University in California Dresses Up for First Lady
By JESSE McKINLEY
MERCED, Calif. — There are, to be sure, other things happening here this year. But in terms of sheer excitement — and frantic primping — there has been no bigger event in recent memory than Saturday’s visit by Michelle Obama, who will deliver the commencement address to the first full graduating class of the University of California at Merced, the newest, smallest and most anonymous of 10 campuses in the state university system.
“It’s going to be huge,” said Zain Memon, a 22-year-old senior. “This puts us on the map.”
Of course, such reputation-making is not cheap. Officials at the university were scrambling on Tuesday to finalize the financing for the event, which is expected to draw more than 10,000 visitors and cost some $700,000, or roughly $600,000 more than had been budgeted before Mrs. Obama committed to speak.
The cost includes a raft of technological upgrades, including an audio-video feed, a Spanish simulcast over cellphone and a concert-size stage set up on the Bowl, the sodded campus lawn where the first lady will speak. Extra security added nearly $100,000 to the cost, including metal detectors on the campus, which sits in a former cattle field surrounded by hay-laden farmland and cows of unknown political leanings.

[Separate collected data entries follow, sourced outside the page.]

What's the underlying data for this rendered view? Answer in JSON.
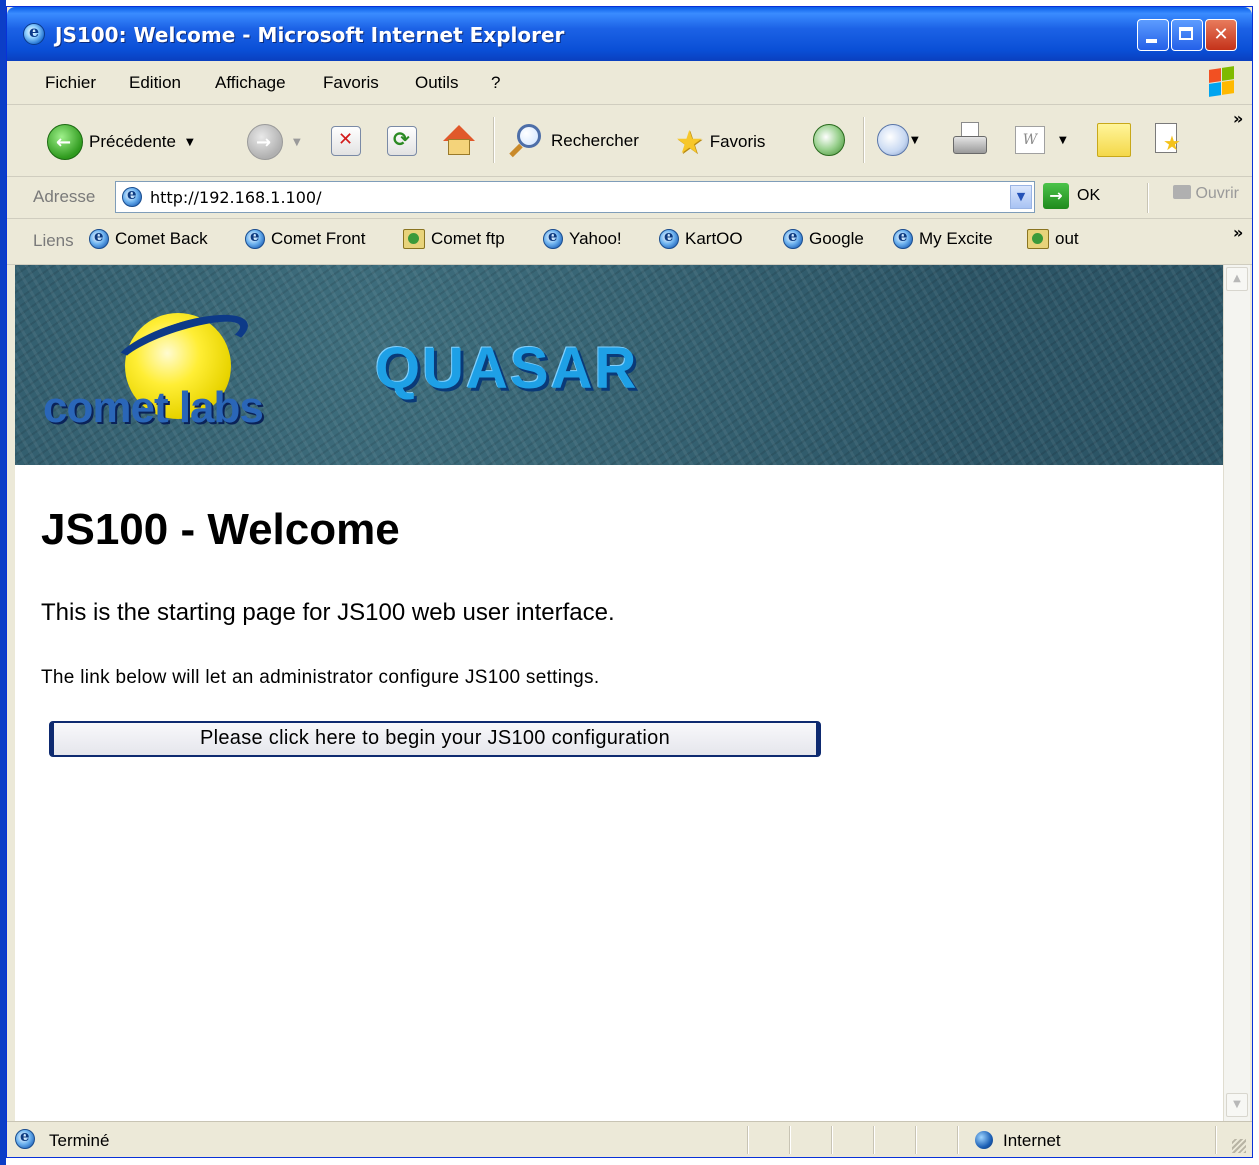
{
  "window": {
    "title": "JS100: Welcome - Microsoft Internet Explorer"
  },
  "menubar": {
    "items": [
      "Fichier",
      "Edition",
      "Affichage",
      "Favoris",
      "Outils",
      "?"
    ]
  },
  "toolbar": {
    "back_label": "Précédente",
    "search_label": "Rechercher",
    "favorites_label": "Favoris"
  },
  "address": {
    "label": "Adresse",
    "url": "http://192.168.1.100/",
    "go_label": "OK",
    "open_label": "Ouvrir"
  },
  "links": {
    "label": "Liens",
    "items": [
      "Comet Back",
      "Comet Front",
      "Comet ftp",
      "Yahoo!",
      "KartOO",
      "Google",
      "My Excite",
      "out"
    ]
  },
  "banner": {
    "brand": "comet labs",
    "product": "QUASAR"
  },
  "page": {
    "title": "JS100 - Welcome",
    "intro": "This is the starting page for JS100 web user interface.",
    "note": "The link below will let an administrator configure JS100 settings.",
    "config_button": "Please click here to begin your JS100 configuration"
  },
  "status": {
    "text": "Terminé",
    "zone": "Internet"
  },
  "colors": {
    "titlebar": "#0a4fd6",
    "chrome": "#ece9d8",
    "banner": "#2c5566",
    "button_border": "#0e2a70"
  },
  "icons": [
    "ie-icon",
    "back-arrow-icon",
    "forward-arrow-icon",
    "stop-icon",
    "refresh-icon",
    "home-icon",
    "search-icon",
    "favorites-star-icon",
    "history-icon",
    "mail-icon",
    "print-icon",
    "word-icon",
    "notes-icon",
    "messenger-icon",
    "go-arrow-icon",
    "globe-icon"
  ]
}
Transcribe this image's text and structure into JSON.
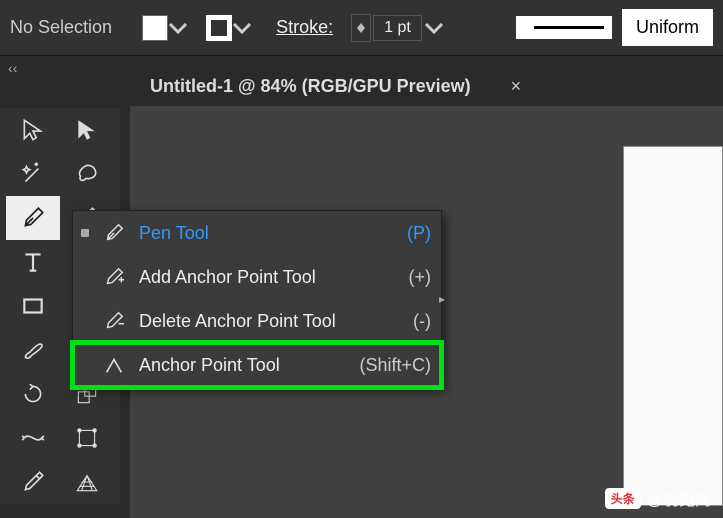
{
  "topbar": {
    "selection": "No Selection",
    "stroke_label": "Stroke:",
    "stroke_value": "1 pt",
    "profile": "Uniform"
  },
  "tab": {
    "title": "Untitled-1 @ 84% (RGB/GPU Preview)",
    "close": "×"
  },
  "collapse": "‹‹",
  "flyout": {
    "items": [
      {
        "label": "Pen Tool",
        "key": "(P)",
        "selected": true,
        "icon": "pen"
      },
      {
        "label": "Add Anchor Point Tool",
        "key": "(+)",
        "selected": false,
        "icon": "pen-plus"
      },
      {
        "label": "Delete Anchor Point Tool",
        "key": "(-)",
        "selected": false,
        "icon": "pen-minus"
      },
      {
        "label": "Anchor Point Tool",
        "key": "(Shift+C)",
        "selected": false,
        "icon": "anchor-convert",
        "highlight": true
      }
    ]
  },
  "watermark": {
    "badge": "头条",
    "text": "@羽兔网"
  }
}
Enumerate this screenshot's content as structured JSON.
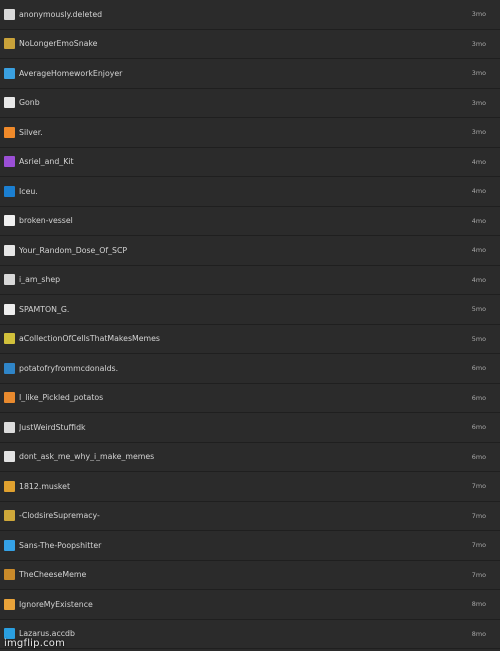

None of which, university officials said, will be a problem.
“We are going to the office of the president, to the university’s discretionary fund, we’ll borrow if we have to,” said Mary Miller, the vice chancellor for administration. “This is an investment in our future. It is an investment in our community.”
Sure enough, even as students crammed for finals, workers were swarming all over the campus on Tuesday, doing last-minute landscaping, installing flags in front of the library and unloading thousands of shipped-in chairs. One of those hard at work was Joe Hobbs, 24, from nearby Atwater, who said Mrs. Obama’s visit had already become its own stimulus package.